Immunohistochemical panel for distinguishing esophageal adenocarcinoma from squamous cell carcinoma: a combination of p63, cytokeratin 5/6, MUC5AC, and anterior gradient homolog 2 allows optimal subtyping
Human Pathology, 07/06/2012
DiMaio MA et al. – Overall, the dual expression of both p63 and cytokeratin 5/6 was 99% specific and 98% sensitive for squamous cell carcinoma. In addition, anterior gradient homolog 2 and MUC5AC are useful positive markers of adenocarcinoma in the setting of absent or diminished p63 and cytokeratin 5/6 staining.
Methods- We analyzed commonly used immunohistochemical markers (p63, cytokeratin 5/6, cytokeratin 7, CDX2, MUC2, and MUC5AC) and 2 new markers, anterior gradient homolog 2 and SOX2, in esophageal carcinomas to establish the best panel to distinguish these tumors.
- Tissue microarrays with 69 esophageal adenocarcinomas and 41 whole sections of esophageal squamous cell carcinomas were stained for these markers and semiquantitatively scored.
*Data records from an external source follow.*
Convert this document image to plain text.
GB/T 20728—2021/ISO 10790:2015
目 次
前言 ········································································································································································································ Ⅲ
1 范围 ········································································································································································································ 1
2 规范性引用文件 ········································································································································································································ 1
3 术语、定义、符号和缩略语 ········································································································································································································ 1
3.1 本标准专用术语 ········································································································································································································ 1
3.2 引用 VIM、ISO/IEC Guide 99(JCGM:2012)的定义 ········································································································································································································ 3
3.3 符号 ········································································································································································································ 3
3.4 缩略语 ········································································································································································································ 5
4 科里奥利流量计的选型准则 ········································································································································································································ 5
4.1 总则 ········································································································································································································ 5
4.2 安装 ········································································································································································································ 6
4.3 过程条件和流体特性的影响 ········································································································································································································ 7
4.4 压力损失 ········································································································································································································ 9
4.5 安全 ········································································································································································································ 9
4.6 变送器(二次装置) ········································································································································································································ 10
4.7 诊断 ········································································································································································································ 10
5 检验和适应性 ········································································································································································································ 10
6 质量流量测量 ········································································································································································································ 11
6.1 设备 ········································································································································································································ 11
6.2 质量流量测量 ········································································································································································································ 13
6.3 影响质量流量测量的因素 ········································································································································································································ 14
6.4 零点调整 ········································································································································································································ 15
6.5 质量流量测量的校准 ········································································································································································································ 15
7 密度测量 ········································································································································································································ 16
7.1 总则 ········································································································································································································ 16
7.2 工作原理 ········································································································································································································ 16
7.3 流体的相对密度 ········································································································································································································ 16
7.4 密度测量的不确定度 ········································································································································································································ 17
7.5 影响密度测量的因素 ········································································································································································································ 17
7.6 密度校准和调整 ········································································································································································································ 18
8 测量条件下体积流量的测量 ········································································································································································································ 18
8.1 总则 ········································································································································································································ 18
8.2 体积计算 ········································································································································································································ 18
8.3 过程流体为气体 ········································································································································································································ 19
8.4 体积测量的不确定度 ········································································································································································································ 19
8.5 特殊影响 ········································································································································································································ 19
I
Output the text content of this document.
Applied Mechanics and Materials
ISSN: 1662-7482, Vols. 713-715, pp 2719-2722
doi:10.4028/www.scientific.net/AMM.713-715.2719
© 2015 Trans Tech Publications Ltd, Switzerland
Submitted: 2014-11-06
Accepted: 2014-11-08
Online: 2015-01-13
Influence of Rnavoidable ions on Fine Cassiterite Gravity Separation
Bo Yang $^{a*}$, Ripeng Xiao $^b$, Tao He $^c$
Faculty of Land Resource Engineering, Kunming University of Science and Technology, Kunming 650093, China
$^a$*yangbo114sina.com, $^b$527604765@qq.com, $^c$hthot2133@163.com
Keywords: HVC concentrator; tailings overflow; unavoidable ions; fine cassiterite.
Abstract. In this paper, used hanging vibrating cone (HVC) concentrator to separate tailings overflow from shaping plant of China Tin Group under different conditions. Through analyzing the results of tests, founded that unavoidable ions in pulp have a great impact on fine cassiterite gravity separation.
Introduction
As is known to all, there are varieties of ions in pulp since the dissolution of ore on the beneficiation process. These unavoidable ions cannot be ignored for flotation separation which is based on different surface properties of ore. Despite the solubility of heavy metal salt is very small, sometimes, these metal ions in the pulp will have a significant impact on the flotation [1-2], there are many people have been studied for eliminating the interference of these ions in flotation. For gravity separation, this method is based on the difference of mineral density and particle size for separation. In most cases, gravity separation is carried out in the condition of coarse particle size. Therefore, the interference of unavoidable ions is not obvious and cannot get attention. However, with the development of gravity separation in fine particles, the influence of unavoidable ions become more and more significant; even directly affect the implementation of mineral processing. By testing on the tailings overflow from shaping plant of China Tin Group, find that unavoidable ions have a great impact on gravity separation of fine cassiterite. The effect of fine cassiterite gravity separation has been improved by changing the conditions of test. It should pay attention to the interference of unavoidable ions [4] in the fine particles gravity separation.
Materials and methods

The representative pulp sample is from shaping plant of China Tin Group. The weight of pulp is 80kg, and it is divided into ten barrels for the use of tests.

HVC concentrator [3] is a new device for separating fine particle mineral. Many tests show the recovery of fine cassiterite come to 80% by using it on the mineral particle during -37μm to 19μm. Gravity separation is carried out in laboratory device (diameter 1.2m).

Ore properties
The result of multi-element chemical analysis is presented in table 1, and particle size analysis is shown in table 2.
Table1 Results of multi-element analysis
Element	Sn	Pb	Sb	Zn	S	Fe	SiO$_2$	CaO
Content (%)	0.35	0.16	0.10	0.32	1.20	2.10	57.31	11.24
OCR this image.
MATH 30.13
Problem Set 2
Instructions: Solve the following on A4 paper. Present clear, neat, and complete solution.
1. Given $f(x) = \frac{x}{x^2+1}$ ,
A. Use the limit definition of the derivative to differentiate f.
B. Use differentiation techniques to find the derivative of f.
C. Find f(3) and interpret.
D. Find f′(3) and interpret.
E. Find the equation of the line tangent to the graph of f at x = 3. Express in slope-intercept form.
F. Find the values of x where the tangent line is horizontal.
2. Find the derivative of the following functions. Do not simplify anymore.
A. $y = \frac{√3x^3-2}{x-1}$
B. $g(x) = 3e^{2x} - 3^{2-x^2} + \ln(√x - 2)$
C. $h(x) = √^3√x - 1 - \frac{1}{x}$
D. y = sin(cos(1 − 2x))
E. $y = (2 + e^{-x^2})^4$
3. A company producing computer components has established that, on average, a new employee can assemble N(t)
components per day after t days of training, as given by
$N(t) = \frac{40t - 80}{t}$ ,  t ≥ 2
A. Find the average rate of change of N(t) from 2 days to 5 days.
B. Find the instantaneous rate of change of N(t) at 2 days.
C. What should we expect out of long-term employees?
- Sensitivities and specificities were calculated for individual markers and select combinations using the morphological diagnosis as a gold standard.
- All squamous cell carcinomas expressed p63 with 38 of 41 demonstrating reactivity in more than 75% of tumor cells.
- Cytokeratin 5/6 expression was seen in 40 of 41 squamous cell carcinomas with 39 of 41 demonstrating reactivity in more than 75% of tumor cells.
- SOX2 expression was present in 35 of 41 of squamous cell carcinomas but also in 24 of 69 of adenocarcinomas, frequently demonstrating extensive reactivity in adenocarcinomas.
- Anterior gradient homolog 2 was highly sensitive for adenocarcinoma and present in 68 of 69 of cases, but anterior gradient homolog 2 reactivity was also identified in 15 of 41 of squamous cell carcinomas, typically demonstrating focal reactivity in squamous cell carcinoma.
- MUC5AC expression was seen almost exclusively in adenocarcinomas with only a single squamous cell carcinoma demonstrating focal MUC5AC staining.